The landscape for custodians has changed significantly

Pension schemes take a highly sophisticated approach to managing their assets. Their approach to managing their advisers and service providers has become more sophisticated, too, but there is more that can be done.

Custodians, for example, provide a fundamental service to pension schemes, but how can a scheme be certain it is not overpaying? Is it always a level playing field? How can trustees get certainty that they are getting the best possible service at the best possible price? Let’s find out.

The evolution of the industry

Over the years, we’ve witnessed custodians shift away from traditional core and value-added services towards a more sophisticated approach of managing risk, knowledge provision and data management. Where once the role of the custodian was viewed as simply a “processor”, an increasing number of pension schemes now view the relationship with their custodians as a strategic partnership.

This is good news for the long-term relationship and trust between the custodian and the pension scheme, but, as with any relationship, communication and transparency are key, especially as we experience a greater focus towards governance and best practice in the industry.

The landscape for custodians, meanwhile, has changed significantly. They have felt the impact of falling revenues from “traditional” business lines, such as safekeeping of assets, foreign exchange, and net interest income. They’ve also invested heavily in modern systems (ESG, TCFD, for example), making them better equipped to serve their clients.

While it is reasonable for custodians to expect fair compensation for the services they provide, it is difficult to know how much profit is fair. Are some pension funds contributing more to these profits than their peers? Spoiler: they are.

Regular check-ins

If a pension scheme does not carry out regular analysis of its fee schedule – and a lot don’t – it cannot know whether it is paying a competitive rate. There may be savings available. That is why accurate and detailed analysis of custodian fees in the industry is so important.

By that, we mean accessing a fully comprehensive range of real-time data, allowing the pension scheme and the custodian to engage in regular conversations over the costs of the services provided, agreeing where changes need to be made in order for the partnership to progress, in the long-term.

The following graphic provides an illustration of the range of costs that UK pension funds can be exposed to for the same area of service, in this case safekeeping charges in a number of major markets.

MJ Hudson viewpoint pic

Within the above chart (based on current custodian pricing principles), the spread of costs of safekeeping of assets in Market A ranges from a low of 0.05bps to a high of 0.97bps. What this means is that a pension fund paying 0.97bps is paying far more than a pension fund paying 0.05bps, for exactly the same service. We have seen recent instances where pension schemes have been able to realise a reduction in their safekeeping costs of around 25% per annum, simply by addressing over-charging in a couple of markets. Imagine the savings if this were rolled out across each of the pension fund’s investment markets…

If we extrapolate those results across the numerous charges included in a typical custody rate card (such as transaction costs, derivative charges, and reporting fees), it is easy to understand just how complex a task it is to ensure that your current fee arrangements are market competitive.

Why are fee reviews important?

Increasingly, we’re seeing pension schemes come to us with transparency as their highest priority issue – not just in the UK, but across Europe and North America also.

Clients are aware that better transparency around custody rates and processes represents improved governance on behalf of their members.

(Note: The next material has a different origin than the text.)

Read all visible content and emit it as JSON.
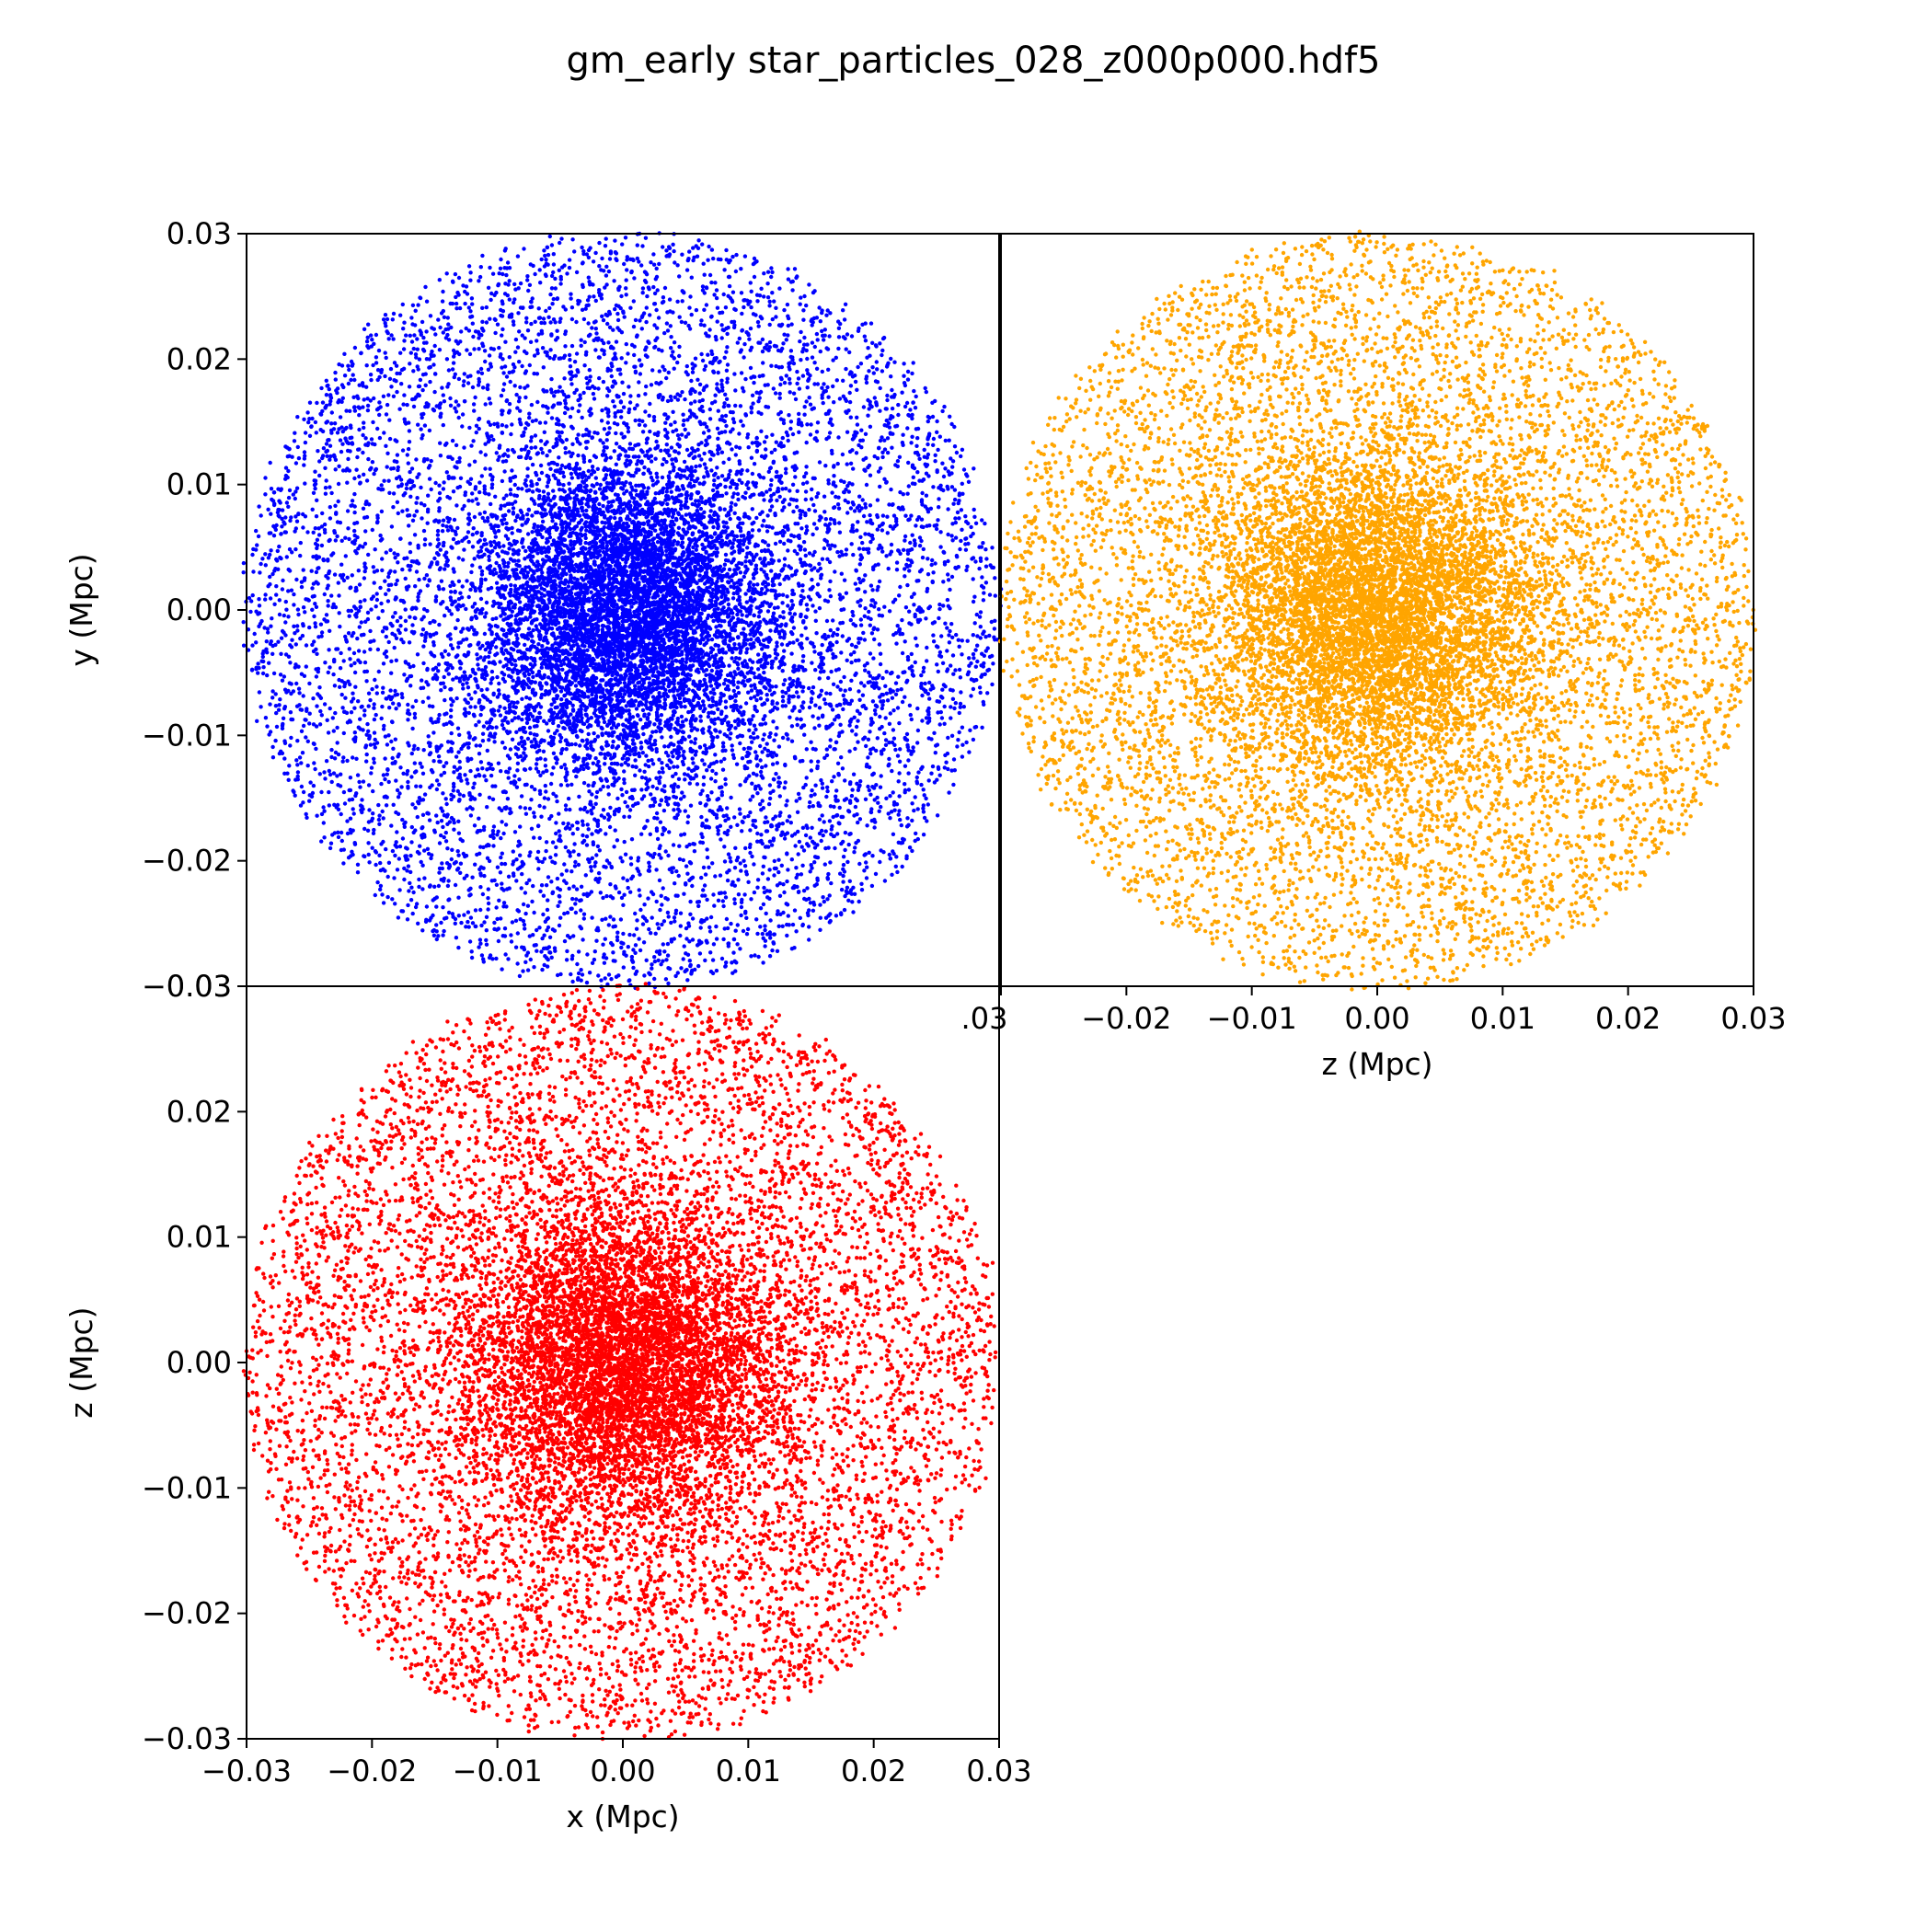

Delivering value for the pension scheme members is a key responsibility of a trustee board and undertaking a regular review of custody fees allows trustees to prove that they have a process for achieving this.

Tom Robertson, managing director, custodian bank benchmarking, at MJ Hudson, leads the firm’s custodian bank benchmarking activities across the UK & Europe.
In addition to his managerial responsibility, he also consults with several key strategic clients across the UK and Europe on all aspects of their relationship with their chosen TPA.

The good news is that the value of a pension fund’s relationship with a custodian can be far better assessed these days, as we have access to a much larger range of data points than ever before. When you have such a vast range of data points at your fingertips, you can build the most comprehensive picture so that like-sized schemes can compare themselves with peers in order to find the best cost-efficient rates.

Data gathering

The custody business is changing how it operates, and its responsibility towards pension schemes and the efficiency with which it functions will need to change, too. The direction of the industry is only moving one way – towards greater transparency.

As pension schemes demand clarity, as standard, custodians will need to demonstrate their commitment to the cause. Increased transparency over the cost-efficiency of a custodian’s offering is in the best interests of the pension scheme and its members – and, as we anticipate an industry move towards the sharing and highlighting of competitor costs, it will be in the best interests of the custodian in its long-term relationship with its clients also.